'Clean results' are a weak boast, but Barclays' overhaul deserves time to work

Barclays Bank Branch

One can understand why Jes Staley’s self-satisfied tone might irritate your average activist investor. Barclays’ chief executive unveiled the third-quarter update with a very weak boast.

It was the second quarter in a row of “clean results” for Barclays, said Staley proudly. Clean, in this context, means the absence of big bills to cover past bad behaviour or to settle litigation. But six months is no time at all. Save the fanfare for when you can display unblemished profit and loss accounts covering many years.

Still, if one ignores the crowing over nothing, Staley laid out a fair case for why his strategic overhaul of Barclays should be given time to work, which is the main debate around the bank now that Edward Bramson, the supposedly terrifying activist agitator, is prowling around.
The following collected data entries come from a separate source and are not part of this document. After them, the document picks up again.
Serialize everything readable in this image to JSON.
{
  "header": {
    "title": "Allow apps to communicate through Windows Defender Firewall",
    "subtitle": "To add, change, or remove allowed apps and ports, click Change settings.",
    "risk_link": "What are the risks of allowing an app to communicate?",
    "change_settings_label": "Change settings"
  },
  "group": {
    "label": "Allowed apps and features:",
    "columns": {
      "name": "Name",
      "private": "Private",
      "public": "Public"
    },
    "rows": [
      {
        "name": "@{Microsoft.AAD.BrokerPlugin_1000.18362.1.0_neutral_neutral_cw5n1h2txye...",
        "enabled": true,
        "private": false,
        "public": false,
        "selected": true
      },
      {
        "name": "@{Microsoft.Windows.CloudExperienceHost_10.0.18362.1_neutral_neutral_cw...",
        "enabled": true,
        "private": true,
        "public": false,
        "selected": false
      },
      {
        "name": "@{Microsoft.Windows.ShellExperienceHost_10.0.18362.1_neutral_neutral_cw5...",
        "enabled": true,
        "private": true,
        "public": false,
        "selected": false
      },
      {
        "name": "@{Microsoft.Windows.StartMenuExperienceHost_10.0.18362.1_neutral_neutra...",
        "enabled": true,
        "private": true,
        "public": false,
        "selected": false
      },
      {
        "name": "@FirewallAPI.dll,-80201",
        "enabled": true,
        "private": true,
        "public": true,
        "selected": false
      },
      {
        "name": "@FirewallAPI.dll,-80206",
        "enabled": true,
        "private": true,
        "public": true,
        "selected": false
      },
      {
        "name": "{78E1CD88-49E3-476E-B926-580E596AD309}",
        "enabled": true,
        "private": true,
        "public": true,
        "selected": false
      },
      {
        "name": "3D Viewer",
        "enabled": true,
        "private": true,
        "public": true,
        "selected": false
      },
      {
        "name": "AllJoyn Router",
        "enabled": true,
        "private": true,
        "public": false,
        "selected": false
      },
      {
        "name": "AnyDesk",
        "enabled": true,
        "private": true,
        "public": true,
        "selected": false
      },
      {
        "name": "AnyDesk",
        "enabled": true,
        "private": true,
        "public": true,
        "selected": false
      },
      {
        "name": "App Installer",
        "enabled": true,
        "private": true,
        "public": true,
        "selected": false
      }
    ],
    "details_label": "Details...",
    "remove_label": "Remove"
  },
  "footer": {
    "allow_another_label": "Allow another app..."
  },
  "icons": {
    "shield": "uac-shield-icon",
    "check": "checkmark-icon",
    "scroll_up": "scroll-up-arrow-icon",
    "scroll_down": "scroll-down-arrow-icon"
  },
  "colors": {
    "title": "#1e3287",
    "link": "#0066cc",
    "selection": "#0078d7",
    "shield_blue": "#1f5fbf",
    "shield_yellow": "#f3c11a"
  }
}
Bramson, since announcing control of a 5% stake in March, has yet to utter a meaningful word publicly, but it’s safe to assume he would like Barclays to be smaller in investment banking and to abandon the game of being a European challenger to the big Wall Street firms. According to this vision, Barclays would be more like Lloyds, a plainer, UK-focused bank concentrated on retail and everyday business banking.

In isolation, it’s not the worst idea. Big retail banks can make a packet when they don’t have to pay colossal sums in compensation to customers who have been gouged with payment protection insurance and suchlike. The problem in Barclays’ case, however, is that a purer retail-led model can’t be willed into existence easily. Once you’re on the investment banking merry-go-round, it’s hard to dismount safely or quickly.

Deutsche Bank is currently providing a fine example of how not to do it. The German bank is shedding a few investment bankers, but revenues are collapsing at a faster rate. Its staggered retreat looks clumsy and expensive. Staley’s plan for Barclays’ equivalent unit sounds better – manage the risks properly and avoid the misadventures of former years.

The approach still has to produce the goods, but the strategy hasn’t obviously gone wrong on Staley’s watch. Barclays had a half-decent third quarter in investment banking, boosting revenues from equities and fixed-income trading and gaining market share. The division’s return on equity – a purer financial measure for a bank – is still way below the juicy numbers from the consumer and cards divisions. But Staley makes a fair point when he says consumer-related lending ought to be generating superior returns when unemployment is low in both Barclays’ main markets of the UK and US. Diversification, runs the theory, will come into its own when the economic cycle turns.

The share price remains ugly, of course. At 171p, Barclays is priced at just 65% of its book value, which is another reason why Staley should save the celebrations for another day. But, on strategy, he’s winning the argument. There is a broad acceptance among shareholders that a U-turn would create more problems than it would solve.

Bramson, one suspects, will struggle to stir a rebellion. That’s his problem – and one he’ll have to explain to investors in his Sherborne vehicle. Punting on a UK-based bank ahead of Brexit always looked a strange bet.